ANCHORAGE, Alaska (KTUU) – The United States is an Arctic nation because of Alaska, and Thursday the Symposium Encounter with the Arctic began at the Dena’ina Civic and Convention Center. At the event, Alaska Governor Mike Dunleavy hosted ambassadors from other Arctic nations
“Our common interests include transportation, resource development including minerals, oil and gas, fisheries, climate change and national defense,” Dunleavy said.
The purpose of the symposium is for the United States and other Arctic nations to confront their common concerns and interests. One of Thursday’s themes that hit here in Alaska was workforce development.
In a session with national, state and industry leaders, University of Alaska President Pat Pitney said the labor force in Alaska has fallen by about 30,000 people in recent years and that with the infrastructure bill, the state was going to need about 10,000 more people. workers in the years to come. Pitney said one of the main issues is that young people in Alaska aren’t seeking post-secondary education in college or business programs.
“Across our state, we have the lowest college attendance, but we have the lowest post-secondary attendance, and that also means trades and the military,” Pitney said.
Marilyn Romano, regional vice president of Alaska Airlines, added that today’s workforce is aging and young people are not looking to pursue careers in these fields. Alaska Airlines is currently facing a shortage of pilots and mechanics. During the session, the group said the goal was to create ways, especially for Indigenous communities, to pursue higher education and get children interested in post-secondary education from an early age.

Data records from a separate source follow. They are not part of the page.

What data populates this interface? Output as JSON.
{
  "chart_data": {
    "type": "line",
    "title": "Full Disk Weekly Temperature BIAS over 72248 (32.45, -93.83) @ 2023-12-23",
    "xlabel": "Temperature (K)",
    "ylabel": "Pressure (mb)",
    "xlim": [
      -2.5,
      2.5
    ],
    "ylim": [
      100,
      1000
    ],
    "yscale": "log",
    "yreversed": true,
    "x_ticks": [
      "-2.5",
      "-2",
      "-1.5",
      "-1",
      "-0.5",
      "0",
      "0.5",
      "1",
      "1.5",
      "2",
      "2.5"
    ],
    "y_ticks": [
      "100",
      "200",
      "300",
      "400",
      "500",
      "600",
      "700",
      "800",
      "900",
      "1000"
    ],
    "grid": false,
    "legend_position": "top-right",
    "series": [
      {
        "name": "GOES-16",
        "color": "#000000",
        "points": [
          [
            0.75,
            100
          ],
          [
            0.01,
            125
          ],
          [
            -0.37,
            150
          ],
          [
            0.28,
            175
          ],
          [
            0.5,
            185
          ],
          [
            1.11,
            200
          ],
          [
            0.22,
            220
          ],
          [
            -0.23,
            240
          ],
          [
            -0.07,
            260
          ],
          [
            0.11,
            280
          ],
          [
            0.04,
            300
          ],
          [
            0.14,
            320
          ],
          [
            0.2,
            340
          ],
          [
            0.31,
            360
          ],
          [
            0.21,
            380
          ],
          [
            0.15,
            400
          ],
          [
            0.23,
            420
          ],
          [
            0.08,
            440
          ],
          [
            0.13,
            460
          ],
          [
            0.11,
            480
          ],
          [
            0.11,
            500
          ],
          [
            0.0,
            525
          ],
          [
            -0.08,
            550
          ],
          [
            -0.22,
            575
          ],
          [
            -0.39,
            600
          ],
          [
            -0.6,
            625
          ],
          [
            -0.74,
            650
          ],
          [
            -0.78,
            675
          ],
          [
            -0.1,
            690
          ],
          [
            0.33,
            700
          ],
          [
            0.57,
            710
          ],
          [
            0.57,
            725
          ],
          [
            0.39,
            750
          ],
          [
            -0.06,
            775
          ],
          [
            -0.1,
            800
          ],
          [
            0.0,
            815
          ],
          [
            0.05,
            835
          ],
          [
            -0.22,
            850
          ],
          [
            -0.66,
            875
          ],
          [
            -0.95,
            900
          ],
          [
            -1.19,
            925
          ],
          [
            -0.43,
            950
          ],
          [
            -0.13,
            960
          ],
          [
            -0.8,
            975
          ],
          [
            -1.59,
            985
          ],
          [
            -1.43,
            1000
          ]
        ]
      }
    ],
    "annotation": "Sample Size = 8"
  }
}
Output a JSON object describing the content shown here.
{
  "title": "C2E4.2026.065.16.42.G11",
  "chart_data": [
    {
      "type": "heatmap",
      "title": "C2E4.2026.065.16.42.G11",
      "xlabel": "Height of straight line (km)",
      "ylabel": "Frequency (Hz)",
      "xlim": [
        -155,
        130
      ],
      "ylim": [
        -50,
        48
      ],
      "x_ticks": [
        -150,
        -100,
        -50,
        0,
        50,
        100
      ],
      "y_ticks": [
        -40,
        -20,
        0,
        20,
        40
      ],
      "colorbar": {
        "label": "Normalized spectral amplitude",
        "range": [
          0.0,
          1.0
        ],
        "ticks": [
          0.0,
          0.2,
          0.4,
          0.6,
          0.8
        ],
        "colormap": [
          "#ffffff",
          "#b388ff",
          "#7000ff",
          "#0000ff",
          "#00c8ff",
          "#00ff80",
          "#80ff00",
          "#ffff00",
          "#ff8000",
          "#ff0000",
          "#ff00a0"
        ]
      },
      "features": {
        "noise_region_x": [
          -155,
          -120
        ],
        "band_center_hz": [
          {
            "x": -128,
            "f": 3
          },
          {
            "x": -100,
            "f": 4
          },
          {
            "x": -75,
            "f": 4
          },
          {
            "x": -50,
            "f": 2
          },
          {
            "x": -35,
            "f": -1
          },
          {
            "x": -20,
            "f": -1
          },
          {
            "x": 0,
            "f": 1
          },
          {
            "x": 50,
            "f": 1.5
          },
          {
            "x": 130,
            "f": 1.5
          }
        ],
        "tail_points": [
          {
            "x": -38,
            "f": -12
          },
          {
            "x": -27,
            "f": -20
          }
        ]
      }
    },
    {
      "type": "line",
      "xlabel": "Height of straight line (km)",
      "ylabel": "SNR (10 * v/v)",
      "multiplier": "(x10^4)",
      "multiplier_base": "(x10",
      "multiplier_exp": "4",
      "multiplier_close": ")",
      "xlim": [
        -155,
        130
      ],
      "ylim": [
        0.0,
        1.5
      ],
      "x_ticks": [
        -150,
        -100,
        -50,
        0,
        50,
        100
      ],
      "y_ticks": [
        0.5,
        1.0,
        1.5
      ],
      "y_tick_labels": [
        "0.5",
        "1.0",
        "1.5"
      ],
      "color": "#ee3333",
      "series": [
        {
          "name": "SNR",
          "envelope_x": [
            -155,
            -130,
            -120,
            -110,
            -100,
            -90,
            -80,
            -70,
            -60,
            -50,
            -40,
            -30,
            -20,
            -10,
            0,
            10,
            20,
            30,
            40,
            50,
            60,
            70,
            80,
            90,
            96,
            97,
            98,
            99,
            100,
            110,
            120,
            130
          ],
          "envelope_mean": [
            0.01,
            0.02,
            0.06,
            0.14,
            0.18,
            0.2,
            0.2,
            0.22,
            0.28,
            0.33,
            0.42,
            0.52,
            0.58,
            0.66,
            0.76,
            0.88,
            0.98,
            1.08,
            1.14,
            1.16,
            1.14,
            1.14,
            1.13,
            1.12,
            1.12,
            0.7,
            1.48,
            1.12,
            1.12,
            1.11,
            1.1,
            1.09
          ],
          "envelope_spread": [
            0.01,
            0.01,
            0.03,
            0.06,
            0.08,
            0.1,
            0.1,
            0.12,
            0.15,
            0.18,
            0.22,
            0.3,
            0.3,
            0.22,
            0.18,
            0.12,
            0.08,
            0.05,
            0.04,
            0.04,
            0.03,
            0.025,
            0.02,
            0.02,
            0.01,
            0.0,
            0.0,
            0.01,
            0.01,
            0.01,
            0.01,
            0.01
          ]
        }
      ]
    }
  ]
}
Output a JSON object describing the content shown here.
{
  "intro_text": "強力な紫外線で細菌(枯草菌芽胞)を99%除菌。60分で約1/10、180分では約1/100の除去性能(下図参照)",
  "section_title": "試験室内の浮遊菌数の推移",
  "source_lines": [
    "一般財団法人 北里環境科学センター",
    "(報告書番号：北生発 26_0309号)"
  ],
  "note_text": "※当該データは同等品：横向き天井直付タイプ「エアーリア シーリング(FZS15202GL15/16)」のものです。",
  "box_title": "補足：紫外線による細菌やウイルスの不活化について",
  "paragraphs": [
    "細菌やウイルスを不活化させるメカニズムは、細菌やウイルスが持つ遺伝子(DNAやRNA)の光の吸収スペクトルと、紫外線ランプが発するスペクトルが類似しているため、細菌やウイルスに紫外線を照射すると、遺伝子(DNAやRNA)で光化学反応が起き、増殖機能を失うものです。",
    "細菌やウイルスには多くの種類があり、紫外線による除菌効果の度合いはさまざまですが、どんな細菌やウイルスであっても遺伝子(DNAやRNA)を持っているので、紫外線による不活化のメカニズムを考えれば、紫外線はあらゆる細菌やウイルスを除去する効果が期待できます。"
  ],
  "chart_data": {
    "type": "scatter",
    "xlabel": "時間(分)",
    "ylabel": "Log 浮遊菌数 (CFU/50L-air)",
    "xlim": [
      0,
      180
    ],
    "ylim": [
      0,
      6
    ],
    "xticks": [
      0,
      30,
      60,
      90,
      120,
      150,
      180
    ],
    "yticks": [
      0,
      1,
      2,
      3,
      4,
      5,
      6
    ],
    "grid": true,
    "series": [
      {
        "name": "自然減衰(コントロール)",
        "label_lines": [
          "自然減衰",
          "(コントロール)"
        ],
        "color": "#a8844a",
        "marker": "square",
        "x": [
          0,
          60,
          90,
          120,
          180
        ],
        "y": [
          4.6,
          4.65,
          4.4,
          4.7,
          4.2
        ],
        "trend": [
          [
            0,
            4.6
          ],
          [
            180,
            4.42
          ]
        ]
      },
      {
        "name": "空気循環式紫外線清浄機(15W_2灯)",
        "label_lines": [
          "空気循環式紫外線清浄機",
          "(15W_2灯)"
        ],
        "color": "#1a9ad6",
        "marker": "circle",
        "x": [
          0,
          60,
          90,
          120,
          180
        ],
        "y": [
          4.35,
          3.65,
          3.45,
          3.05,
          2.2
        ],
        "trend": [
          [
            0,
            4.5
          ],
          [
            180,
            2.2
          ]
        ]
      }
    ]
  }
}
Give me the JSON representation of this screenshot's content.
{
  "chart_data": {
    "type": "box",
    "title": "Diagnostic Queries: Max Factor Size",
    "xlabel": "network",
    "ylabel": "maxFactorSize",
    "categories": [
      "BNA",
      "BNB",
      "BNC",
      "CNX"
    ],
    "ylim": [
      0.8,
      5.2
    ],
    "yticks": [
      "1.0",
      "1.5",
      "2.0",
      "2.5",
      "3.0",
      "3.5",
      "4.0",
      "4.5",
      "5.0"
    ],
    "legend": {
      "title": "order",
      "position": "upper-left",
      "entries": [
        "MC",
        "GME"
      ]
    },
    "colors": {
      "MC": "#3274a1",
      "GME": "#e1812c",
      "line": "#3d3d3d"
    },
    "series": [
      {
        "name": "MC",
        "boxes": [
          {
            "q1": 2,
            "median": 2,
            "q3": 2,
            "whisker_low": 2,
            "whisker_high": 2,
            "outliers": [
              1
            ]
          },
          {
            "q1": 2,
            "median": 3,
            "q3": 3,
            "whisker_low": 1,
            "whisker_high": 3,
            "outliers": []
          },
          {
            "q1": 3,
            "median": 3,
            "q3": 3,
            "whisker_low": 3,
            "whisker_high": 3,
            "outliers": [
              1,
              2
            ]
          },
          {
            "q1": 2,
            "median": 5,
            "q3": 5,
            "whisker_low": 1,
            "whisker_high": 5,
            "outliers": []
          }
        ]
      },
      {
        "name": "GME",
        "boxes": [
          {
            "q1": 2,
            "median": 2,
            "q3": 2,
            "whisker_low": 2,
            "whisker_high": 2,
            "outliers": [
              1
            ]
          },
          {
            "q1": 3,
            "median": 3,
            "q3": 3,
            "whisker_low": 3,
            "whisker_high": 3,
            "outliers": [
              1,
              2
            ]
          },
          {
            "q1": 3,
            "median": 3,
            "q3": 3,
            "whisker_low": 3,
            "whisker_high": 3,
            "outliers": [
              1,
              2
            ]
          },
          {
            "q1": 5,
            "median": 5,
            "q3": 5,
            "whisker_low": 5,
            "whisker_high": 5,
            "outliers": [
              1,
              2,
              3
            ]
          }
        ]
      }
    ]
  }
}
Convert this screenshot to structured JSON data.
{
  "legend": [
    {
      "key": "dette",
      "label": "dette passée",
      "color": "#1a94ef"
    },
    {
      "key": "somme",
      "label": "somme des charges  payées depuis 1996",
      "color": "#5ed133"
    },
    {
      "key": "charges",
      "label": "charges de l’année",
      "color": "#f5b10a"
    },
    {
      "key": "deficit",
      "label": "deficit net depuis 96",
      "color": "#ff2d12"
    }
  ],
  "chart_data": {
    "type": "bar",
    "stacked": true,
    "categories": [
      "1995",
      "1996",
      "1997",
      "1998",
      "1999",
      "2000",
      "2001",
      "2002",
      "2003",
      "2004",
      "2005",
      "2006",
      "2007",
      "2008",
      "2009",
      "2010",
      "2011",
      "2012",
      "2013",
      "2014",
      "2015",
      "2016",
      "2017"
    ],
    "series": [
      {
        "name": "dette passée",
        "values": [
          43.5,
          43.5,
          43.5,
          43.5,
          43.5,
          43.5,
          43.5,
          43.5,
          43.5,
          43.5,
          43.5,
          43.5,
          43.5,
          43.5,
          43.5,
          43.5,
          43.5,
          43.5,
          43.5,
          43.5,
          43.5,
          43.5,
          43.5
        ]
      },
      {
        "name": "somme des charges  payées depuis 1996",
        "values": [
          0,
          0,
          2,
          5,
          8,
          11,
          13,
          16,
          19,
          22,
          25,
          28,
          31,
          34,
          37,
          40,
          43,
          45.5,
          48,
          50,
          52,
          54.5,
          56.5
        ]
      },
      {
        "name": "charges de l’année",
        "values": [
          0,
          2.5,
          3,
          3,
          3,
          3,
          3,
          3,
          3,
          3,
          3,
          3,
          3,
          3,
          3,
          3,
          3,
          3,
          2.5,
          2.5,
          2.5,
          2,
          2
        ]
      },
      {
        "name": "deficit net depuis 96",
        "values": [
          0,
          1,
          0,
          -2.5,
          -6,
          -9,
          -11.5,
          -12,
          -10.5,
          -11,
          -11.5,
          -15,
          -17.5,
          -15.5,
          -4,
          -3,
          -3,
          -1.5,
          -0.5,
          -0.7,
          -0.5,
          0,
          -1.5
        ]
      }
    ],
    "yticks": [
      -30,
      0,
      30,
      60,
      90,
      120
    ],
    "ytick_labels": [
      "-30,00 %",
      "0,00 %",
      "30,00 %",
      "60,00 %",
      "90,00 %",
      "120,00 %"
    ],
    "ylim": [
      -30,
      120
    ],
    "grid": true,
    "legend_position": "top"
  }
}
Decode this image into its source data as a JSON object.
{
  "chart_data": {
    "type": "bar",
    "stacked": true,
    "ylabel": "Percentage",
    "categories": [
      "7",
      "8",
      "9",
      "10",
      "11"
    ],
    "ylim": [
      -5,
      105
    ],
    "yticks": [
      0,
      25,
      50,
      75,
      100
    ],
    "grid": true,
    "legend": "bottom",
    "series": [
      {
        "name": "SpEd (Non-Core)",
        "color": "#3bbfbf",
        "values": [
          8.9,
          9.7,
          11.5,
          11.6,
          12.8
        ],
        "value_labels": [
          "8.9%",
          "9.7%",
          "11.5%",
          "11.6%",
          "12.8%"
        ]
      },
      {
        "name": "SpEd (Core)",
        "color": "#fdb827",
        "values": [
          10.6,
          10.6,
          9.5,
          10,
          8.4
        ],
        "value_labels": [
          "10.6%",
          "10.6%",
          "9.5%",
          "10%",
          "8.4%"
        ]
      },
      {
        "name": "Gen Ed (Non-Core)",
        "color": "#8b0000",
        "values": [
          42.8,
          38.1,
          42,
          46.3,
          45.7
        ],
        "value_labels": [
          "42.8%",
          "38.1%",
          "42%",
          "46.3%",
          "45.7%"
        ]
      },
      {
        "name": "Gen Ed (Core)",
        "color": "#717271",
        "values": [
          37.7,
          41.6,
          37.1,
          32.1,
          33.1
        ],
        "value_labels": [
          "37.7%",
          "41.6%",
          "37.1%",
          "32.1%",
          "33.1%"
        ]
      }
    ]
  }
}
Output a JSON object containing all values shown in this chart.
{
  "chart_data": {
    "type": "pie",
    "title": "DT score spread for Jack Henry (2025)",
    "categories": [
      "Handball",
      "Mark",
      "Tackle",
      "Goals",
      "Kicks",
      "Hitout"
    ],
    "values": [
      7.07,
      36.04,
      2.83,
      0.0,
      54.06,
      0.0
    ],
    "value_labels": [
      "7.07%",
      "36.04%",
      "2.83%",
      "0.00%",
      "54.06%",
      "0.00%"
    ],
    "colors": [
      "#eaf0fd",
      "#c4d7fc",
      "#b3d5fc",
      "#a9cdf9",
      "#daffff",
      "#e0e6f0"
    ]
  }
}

“I know the senator (Murkowski) was a great champion of the ANSEP program. I think we have tremendous potential in STEM and inspiring young people in Alaska,” said Steve Wackowski, state director in the office of U.S. Senator Lisa Murkowski. “It’s an incredible model where they take students at the college level and track them and then try to place them in STEM-related jobs.”
Climate change was also an important topic on the first day of the event. Heather McFarlandfrom the University of Alaska Fairbanks and head of communications at the International Arctic Research Center, said his group studies the changing Arctic climate.
They use and share this research to make a difference for the people of Alaska and the Arctic. She also attends the symposium to collaborate with other people and groups working in the Arctic, and perhaps partner with them in the future. McFarland said the Arctic is experiencing warmer temperatures, which impacts the surrounding environment.
“The Arctic is changing very rapidly,” McFarland said. “We are seeing warmer temperatures which have a huge impact on the whole environment and so that has an impact on people, it has an impact on industry, it has an impact on governments. So we need to work together to figure out what to do about it.
The symposium is scheduled to continue Friday, beginning at 9 a.m. US Senators Joe Manchin and Lisa Murkowski are scheduled to speak on energy and Arctic policy.